Mother Nature has shown that she can pack a punch, often when it’s least expected. From flooding to snowstorms to high winds, these weather incidents can impact your customer care functions. If your customer is based in a different location, they may not realize why they cannot reach you or why your hold times are abnormally long.
Let’s explore 8 ways extreme weather can impact your customer care function and how to prepare.
- Loss of Power. In some parts of the country, rolling blackouts and downed lines due to high wind are nothing new. These businesses have invested in generator backup power. At the very least, every business should have battery backups for their critical systems. Even if your customer care function is in an area where power loss is infrequent, this is one area you need to get squared away. Next, consider how you’ll reroute your systems if the power is out for several days. This is where your business’ emergency preparedness plan comes into play.

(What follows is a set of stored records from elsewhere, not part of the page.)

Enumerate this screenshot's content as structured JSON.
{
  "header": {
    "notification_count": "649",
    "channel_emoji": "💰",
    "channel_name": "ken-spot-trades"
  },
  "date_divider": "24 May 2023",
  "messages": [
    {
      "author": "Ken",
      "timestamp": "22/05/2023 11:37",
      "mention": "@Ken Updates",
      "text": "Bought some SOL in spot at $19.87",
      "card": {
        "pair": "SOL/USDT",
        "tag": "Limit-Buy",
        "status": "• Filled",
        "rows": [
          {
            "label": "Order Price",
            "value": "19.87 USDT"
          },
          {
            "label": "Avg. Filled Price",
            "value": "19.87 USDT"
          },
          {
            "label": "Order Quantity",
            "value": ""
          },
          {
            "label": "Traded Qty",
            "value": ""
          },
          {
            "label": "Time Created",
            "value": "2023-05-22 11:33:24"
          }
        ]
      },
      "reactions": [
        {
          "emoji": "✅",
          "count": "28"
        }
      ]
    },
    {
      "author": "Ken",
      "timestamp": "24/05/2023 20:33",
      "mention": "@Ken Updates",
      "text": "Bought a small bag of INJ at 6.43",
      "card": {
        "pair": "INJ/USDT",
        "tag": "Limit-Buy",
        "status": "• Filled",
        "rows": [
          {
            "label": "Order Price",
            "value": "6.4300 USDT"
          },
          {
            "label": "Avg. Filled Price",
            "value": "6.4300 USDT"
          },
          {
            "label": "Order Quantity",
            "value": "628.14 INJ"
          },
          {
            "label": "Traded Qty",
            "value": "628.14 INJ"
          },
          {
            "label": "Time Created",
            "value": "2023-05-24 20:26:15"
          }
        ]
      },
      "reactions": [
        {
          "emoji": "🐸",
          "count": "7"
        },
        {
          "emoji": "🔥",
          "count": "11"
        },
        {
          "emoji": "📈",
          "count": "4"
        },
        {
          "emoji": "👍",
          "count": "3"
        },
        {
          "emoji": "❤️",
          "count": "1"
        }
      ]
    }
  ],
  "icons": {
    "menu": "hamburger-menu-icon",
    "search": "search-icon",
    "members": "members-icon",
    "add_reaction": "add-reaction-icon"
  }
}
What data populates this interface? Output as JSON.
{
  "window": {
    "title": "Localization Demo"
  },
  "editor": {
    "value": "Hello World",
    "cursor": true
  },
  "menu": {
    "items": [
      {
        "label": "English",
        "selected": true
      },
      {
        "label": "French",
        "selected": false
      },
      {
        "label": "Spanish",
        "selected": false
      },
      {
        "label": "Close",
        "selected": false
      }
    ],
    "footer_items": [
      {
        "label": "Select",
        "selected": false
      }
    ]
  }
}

- Internet Connection Interruptions. Whether it’s slow service to no service, interruptions in your connectivity can cause real problems for your customer service function. Do you have a backup service or a secondary provider that runs in parallel with your current service? If not, consider getting a backup in place before you need it.
- Data Access. Where is your data stored? Is it locally stored on your server in the building, or is it in the cloud? If your data is local, make sure there are data backups both locally and offsite. For data stored in the cloud, determine how you’ll reach your data in the case of a loss of power or connectivity.
- Call/Contact Volume Fluctuation. Your product or service may be in demand, causing customers to urgently seek support. Responding to sudden spikes in call volume requires a great system to handle these fluctuations in real-time. Perhaps you keep some of your employees in on-call status to be tapped when needed or switch your reps to refresher training during slow periods.
- Emergency Services Blocked. In the case of extreme weather, emergency services may be cut off from your location or too overwhelmed to respond promptly. Keep essential supplies at your location, such as a first aid kit, emergency blankets, water, and flashlights. Depending on the size of your operation, consider investing in additional equipment such as a portable AED defibrillator.
- Employee Transportation. Severe weather can make it hard for employees to get to and from work. Depending on potential threats in your area, you may want to consider keeping enough supplies to shelter in place for at least a day. Develop a plan to support employees when it becomes unsafe for them to leave your facility. For those team members who cannot make it into work safely, determine if you can provide remote working options to keep your customer care function operational.
- Cellular Service Drops. With so many cellular providers, it’s hard to picture a time when cell service is completely cut off. But consider the case of a tornado or hurricane or even in which service is interrupted. It’s smart to have a battery-powered radio to listen to weather updates, a handheld portable CB radio to communicate with emergency personnel, and a battery bank to keep cell phones charged.
- Social Engineering or Online Attacks. Hackers may use a weather event as an opportunity to access systems such as your website, email or phone server, or leverage vulnerabilities in your network. This may also be when unscrupulous individuals chose to engage in social engineering and capitalize on your team’s panic. Ensure your systems are always secured and up-to-date and that your people are well-trained to thwart attacks.
These are just a few ways your customer care function could be impacted by Mother Nature. Take steps now to prepare and you’ll be thanking yourself down the road.